Nature was not her only collaborator. She made the film that features performances of Zoe Scofield and Morgan Henderson with Ian Lucero; the photos with Jennifer Zwick (performance photos by Juniper Shuey), and sculptures with her husband Paul Margolis and her son Hazel.
Greer:
During my six weeks of residency at Camp Long in Seattle, spending long hours crocheting a fabricated river into the trees, I spent a great deal of time in quiet, face pressed to bark, watching ants travel, ducks tend to ducklings and watching small changes take place every day in my pond. A giant Barred Owl watched me, and it all felt very viscerally wild. But in between the quiet was the blast of horns from ships, a low hum of cars on the interstate and the weekly visit of the grounds keep with a leaf blower.
This forest, like most in Seattle — save for a few trees in Seward Park, has nothing to do with the deep mystery of the forest that was once here. It is fabricated, tended, groomed, minded, the old pond filled with a hose when it gets too low. An early photograph in the lodge shows the landscape barren, stripped of its organic past.
Zoe Scofield, on an early site visit, astutely observed how like a stage set it all was, and we intended to draw that out. The theatricality of the park is like that of a 18th-century folly, a ruin, at once referencing a romantic vision of nature as well as the human longing to experience something more sublime. I felt something of that sublime, following that great owl that watched me midday, I went off trail until I stood below it. And when its head glided around so that it could glare at me, warn me, I felt a jolt of instinct or electricity.
In the fabricated, tiny forests we tend, there is still buried the pull the human animal has always felt, to go back. As the summer came to ending, and I cut down the river, folded it up, I came back to my site over and over again as the forest turned to fall. With my son, I sifted for skeletal leaves on my hands and knees, just as we had sifted through dead leaves at the bottom of the pond looking for salamander egg sacks, finding the perfect lacy forms like Scandinavian lace discarded after a flood. I wanted to sew the forest together into a blanket, organize it all, to prepare for the winter, the leaves the same color as my hair, everything going red to brown.

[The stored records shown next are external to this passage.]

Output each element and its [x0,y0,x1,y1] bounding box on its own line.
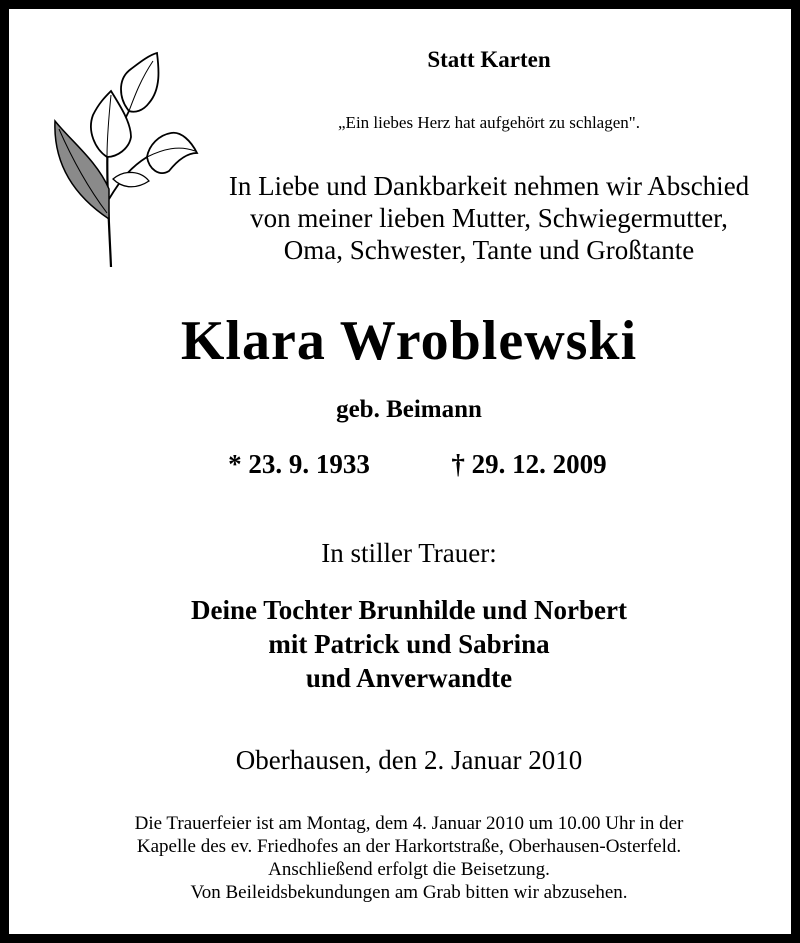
place-date: Oberhausen, den 2. Januar 2010 [235,745,583,775]
mourners-line-1: Deine Tochter Brunhilde und Norbert [190,595,628,625]
ceremony-line-3: Anschließend erfolgt die Beisetzung. [268,859,550,880]
intro-line-2: von meiner lieben Mutter, Schwiegermutter, [250,203,728,233]
intro-line-3: Oma, Schwester, Tante und Großtante [283,235,695,265]
statt-karten-heading: Statt Karten [427,47,551,72]
ceremony-line-1: Die Trauerfeier ist am Montag, dem 4. Januar 2010 um 10.00 Uhr in der [134,813,684,834]
quote: „Ein liebes Herz hat aufgehört zu schlagen". [338,113,640,132]
mourners-line-3: und Anverwandte [305,663,513,693]
mourning-heading: In stiller Trauer: [321,538,497,568]
ceremony-line-2: Kapelle des ev. Friedhofes an der Harkortstraße, Oberhausen-Osterfeld. [136,836,682,857]
birth-date: * 23. 9. 1933 [228,449,370,479]
mourners-line-2: mit Patrick und Sabrina [268,629,550,659]
intro-line-1: In Liebe und Dankbarkeit nehmen wir Abschied [228,171,750,201]
deceased-name: Klara Wroblewski [180,310,638,372]
maiden-name: geb. Beimann [336,396,482,423]
death-date: † 29. 12. 2009 [451,449,607,479]
ceremony-line-4: Von Beileidsbekundungen am Grab bitten wir abzusehen. [190,882,628,903]
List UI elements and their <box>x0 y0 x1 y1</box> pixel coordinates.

We found nurse logs feeding Turkey Tail fungus like crocheted ruffles, and orange mushrooms under which we buried a mouse. On our hands and knees, it wasn’t urban recreation, but fairy tale. I collected my hair and Hazel’s hair, had it spun into yarn, and we each took on our roles in a landscape both out of our reach and right there with us, as organic as it is artificial.
Note: In the original draft, Miss Havisham was mistyped as Havishman.